The 1994 election paved the way for the creation of a united, non-racial, non-sexist and democratic South Africa.

Zuma: S. Africa better after 20 years of democracy

World Bulletin / News Desk

South Africa celebrates on Sunday its 20th Friday Day, which marks the first time blacks exercised their right to vote in South Africa's first non-racial elections which laid the foundation for a democratic and inclusive state after years of oppression under the white minority rule.

"Compatriots today mark exactly 20 years since the dawn of freedom in our nation," President Jacob Zuma told a crowd of South Africans who gathered to listen to his address at the union buildings in Pretoria.

"As we celebrate the achievement of our freedom, we remember those who fought for our freedom," he added.

Zuma recalled that after he had cast his ballot at the age of 75 in 1994, Nelson Mandela went to the grave of late African National Congress leader John Langalibalele Dube and said: "Mr. President I have come to report to you that South Africa is free at last. Indeed we were free at last. We gained equal citizenship in the land of our birth."

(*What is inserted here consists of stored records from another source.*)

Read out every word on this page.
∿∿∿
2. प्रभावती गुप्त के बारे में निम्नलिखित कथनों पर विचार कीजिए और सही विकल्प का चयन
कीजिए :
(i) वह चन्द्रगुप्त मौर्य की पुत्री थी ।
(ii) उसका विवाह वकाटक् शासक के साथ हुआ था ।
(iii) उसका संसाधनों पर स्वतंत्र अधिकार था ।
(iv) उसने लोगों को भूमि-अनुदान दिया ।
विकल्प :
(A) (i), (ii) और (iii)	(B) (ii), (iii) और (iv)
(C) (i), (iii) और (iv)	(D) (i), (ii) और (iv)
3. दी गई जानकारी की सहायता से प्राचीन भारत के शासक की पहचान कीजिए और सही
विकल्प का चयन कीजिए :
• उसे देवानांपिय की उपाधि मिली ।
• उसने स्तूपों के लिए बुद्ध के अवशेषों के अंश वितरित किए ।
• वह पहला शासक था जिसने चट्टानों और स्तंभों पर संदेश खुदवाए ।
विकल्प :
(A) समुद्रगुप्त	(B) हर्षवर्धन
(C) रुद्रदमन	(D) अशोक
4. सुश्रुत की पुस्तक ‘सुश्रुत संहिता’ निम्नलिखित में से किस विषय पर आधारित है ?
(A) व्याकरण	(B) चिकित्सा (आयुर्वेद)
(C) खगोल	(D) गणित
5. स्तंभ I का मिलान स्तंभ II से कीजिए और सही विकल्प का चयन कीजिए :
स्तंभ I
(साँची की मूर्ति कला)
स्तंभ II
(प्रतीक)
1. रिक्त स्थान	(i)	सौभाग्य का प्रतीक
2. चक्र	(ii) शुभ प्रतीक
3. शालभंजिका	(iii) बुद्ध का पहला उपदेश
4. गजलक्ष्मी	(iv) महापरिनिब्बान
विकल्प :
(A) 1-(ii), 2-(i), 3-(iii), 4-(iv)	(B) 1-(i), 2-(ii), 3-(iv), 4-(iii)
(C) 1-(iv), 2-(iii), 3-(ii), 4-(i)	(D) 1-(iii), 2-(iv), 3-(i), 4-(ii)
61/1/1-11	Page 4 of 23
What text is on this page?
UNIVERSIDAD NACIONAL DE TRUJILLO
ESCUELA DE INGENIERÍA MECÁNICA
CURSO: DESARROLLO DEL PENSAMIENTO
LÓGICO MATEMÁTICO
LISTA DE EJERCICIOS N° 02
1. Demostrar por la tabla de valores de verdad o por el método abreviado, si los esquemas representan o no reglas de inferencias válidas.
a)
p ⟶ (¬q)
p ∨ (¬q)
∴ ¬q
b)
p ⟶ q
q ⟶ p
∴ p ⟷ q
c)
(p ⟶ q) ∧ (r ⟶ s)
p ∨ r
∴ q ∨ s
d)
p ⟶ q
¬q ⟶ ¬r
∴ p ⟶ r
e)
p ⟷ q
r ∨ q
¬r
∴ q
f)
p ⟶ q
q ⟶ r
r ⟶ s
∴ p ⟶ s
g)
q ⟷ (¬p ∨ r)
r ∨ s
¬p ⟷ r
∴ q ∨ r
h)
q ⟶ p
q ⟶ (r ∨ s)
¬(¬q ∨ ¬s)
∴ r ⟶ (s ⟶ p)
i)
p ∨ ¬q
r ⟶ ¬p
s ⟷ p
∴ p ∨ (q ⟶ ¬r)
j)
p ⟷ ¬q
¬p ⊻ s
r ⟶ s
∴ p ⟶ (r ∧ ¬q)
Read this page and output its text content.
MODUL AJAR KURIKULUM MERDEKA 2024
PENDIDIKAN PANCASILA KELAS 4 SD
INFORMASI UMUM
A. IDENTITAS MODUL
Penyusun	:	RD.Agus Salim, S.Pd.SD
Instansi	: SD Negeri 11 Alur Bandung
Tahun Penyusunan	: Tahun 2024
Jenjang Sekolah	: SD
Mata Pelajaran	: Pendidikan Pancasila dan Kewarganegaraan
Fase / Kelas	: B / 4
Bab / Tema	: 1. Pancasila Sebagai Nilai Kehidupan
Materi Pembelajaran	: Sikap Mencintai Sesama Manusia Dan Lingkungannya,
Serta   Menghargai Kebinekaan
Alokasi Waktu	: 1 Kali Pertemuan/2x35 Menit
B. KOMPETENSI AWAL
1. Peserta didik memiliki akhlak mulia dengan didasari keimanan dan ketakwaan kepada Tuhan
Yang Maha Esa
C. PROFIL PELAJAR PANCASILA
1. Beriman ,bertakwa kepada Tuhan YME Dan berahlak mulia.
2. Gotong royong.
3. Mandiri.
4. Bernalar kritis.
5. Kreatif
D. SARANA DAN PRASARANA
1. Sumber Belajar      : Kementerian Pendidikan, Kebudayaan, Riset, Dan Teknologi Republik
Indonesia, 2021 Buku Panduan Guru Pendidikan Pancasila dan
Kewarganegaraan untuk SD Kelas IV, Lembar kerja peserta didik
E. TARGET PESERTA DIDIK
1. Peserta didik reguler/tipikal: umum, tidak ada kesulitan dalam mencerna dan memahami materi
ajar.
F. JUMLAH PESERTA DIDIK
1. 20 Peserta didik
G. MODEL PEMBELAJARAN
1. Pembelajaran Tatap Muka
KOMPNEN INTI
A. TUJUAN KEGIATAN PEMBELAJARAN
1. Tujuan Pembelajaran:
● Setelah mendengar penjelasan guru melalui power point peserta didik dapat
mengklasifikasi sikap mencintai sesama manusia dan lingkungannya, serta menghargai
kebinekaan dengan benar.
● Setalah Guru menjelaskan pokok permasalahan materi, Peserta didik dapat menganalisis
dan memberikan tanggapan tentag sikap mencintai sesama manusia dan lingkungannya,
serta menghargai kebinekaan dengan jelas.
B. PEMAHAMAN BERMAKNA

Zuma also paid homage to those who died in massacres across the country and beyond the borders during the battle against the racist apartheid white government which dehumanized African people.

"We pay tribute to those who were brutally executed by the apartheid regime in Pretoria," he added. "We remember the political prisoners who served time at Robben Island and many other prisons."

The South African leader said all these painful incidents remind South Africans that "our freedom was not free but came at a cost and that is why it must be defended."

He said South Africa’s liberation was for all, citing contributions by progressive journalists who exposed the brutality of the apartheid regime as well as support from the international community and neighboring African countries.

The 1994 election paved the way for the creation of a united, non-racial, non-sexist and democratic South Africa.


President Zuma told the crowd that South Africa has become a better place to live in 20 years after democracy.

"Our country has done well since 1994, and we all have a good story to tell," he said.

"We are celebrating the fact that more girls are in schools and tertiary institutions than ever before," added Zuma.

"Since 2009 we spent 115 billion rand in education and training."

He also said that his government has built more than 1500 new health facilities for the people.

The South African president said the country was succeeding in its fight against the HIV/AIDS pandemic with one of the largest treatment campaigns in the world.

South Africa has one of the highest HIV infections in the world.

"We are building a South Africa that freedom fighters fought for building a better life for all," said Zuma.

He urged South Africans to turn up in huge numbers on May 7 and exercise their hard-earned democratic right by voting for the parties of their choice.

Nearly 20 million South Africans are registered to elect lawmakers for the National Assembly and nine provincial legislatures.

Namibia President Hifikepunye Pohamba, who attended the anniversary ceremony, recognized the role played by South Africa in international, regional and continental affairs.

"I am most honored to deliver a message of solidarity on my behalf as chairperson of SADC’s committee on politics, defense and security on 20 years of freedom," he said.